The early spring attraction for the birds and their mid-March to early April feeding frenzy is the herring run. Andrew told us that there are two types of herring, one which lives in the ocean and one which goes inland to spawn. The spawning herring, returning from a winter as far south as the Carolinas, swim up the Back River and the Herring Brook fish ladder in Jackson Square to Whitman’s Pond. In addition, there are striped bass and other fish for the Osprey to feed on through the summer. Andrew pointed out that those wishing to boat on the Back River should be aware of the tides. Much of the river is completely drained at low tide.
Andrew described some of the recent history of the one and a half mile long Great Esker Park. During the world wars when Bare Cove Park was used as a munitions depot, Great Esker Park, with its 90 to 100-foot tall eskers was held by the Navy as a barrier to protect Weymouth from any potential explosions in the munitions storage area on the other side of the river. The only construction on the Weymouth side was a roadway used to patrol the area. In the 1960s when the military bases were decommissioned the property was made available to the local communities through the federal land to parks program. Acquisition of Great Esker Park met with initial opposition in Weymouth but was ultimately approved through the efforts of Weymouth citizen Mary Toomey.
Upon entering Great Esker Park, the group walked along an esker on the main road to a trail that continued up along the peak of the esker. Before we headed up the esker, Andrew described how the eskers were formed 10-12,000 years ago during the ice age. As the ice, which capped the glacier, melted, it formed streams under the glacier. As the streams flowed they eroded the soil below and deposited the soil along their banks. Over time the banks formed long steep eskers, which were left behind as the glaciers receded. At approximately 95 feet in height the eskers at Great Esker Park are believed to be the tallest remaining in North America and second in height to eskers in Siberia.
A small portion of walkers chose to continue along the flat land along the river. Those taking the esker route walked a narrow path through the trees, following the sometimes-steep incline up and down the esker.
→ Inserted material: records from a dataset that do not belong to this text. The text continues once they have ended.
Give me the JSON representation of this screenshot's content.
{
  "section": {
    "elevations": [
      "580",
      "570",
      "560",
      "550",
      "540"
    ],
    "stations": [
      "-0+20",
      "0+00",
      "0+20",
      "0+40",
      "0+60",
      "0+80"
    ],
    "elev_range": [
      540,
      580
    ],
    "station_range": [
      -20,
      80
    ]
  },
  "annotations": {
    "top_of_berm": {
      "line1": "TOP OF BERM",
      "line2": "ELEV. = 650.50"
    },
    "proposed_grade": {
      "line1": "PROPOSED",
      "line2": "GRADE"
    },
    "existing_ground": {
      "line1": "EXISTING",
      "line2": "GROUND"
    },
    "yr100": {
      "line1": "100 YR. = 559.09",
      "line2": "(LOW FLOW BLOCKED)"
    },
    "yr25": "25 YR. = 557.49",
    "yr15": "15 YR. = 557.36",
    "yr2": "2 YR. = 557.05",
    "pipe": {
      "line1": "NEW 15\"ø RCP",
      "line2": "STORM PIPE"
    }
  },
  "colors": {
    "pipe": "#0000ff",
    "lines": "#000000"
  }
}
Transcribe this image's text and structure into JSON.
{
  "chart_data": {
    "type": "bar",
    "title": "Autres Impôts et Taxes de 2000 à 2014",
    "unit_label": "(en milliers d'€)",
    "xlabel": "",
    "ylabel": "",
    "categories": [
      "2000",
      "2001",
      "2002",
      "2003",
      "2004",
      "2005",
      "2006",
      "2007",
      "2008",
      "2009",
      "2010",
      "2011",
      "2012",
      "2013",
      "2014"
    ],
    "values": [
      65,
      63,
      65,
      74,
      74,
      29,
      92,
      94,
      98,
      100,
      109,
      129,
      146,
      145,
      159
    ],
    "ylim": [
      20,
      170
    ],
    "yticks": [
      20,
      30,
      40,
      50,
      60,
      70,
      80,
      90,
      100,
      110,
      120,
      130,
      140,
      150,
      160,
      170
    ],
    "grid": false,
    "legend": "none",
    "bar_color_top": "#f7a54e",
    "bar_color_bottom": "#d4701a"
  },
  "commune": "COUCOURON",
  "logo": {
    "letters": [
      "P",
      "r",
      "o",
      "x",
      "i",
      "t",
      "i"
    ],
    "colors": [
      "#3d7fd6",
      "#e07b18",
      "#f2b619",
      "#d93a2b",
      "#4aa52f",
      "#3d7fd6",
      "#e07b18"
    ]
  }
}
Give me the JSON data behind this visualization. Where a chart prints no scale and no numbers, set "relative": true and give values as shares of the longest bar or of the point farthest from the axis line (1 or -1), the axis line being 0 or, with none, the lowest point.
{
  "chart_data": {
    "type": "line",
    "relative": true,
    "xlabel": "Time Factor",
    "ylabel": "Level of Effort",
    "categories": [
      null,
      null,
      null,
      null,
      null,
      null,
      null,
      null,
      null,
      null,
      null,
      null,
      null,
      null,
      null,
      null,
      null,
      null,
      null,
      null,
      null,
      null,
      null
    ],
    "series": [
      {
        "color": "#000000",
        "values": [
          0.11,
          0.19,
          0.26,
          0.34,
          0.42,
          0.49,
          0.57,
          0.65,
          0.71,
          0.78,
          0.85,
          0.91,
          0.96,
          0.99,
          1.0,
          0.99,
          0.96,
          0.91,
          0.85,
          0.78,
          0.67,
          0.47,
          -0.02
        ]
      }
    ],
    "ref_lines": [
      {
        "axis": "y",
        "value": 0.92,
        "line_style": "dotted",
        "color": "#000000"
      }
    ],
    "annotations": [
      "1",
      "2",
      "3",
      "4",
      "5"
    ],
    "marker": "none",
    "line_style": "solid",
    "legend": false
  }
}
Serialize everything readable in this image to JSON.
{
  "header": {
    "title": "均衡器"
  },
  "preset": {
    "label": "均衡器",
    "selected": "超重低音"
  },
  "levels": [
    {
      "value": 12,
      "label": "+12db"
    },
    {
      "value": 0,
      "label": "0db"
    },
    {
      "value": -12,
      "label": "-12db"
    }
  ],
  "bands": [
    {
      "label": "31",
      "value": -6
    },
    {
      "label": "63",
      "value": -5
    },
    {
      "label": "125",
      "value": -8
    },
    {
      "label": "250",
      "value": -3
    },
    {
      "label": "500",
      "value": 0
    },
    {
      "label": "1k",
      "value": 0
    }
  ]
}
The payoff were the vistas of the sky/marsh/water landscape viewed from the top—beautiful despite the overcast skies.
At the west side of the esker we all crossed over a bridge built years ago by Boy Scouts (one of a few in the park) crossing a stream from a salt pond which flows into the Back River. Andrew noted that the pond is a feeding spot for birds.
The group then followed a paved roadway to the Overlook in Osprey Overlook Park for one final view of the Back River and its estuary. Andrew identified the points of access to the parks for those wishing to return for further exploration. In addition to Wharf Street there are entrances from Puritan Road by way of East Street, and Elva Road off Green Street. Andrew was thanked for his excellent job as a guide with a large round of applause before everyone left.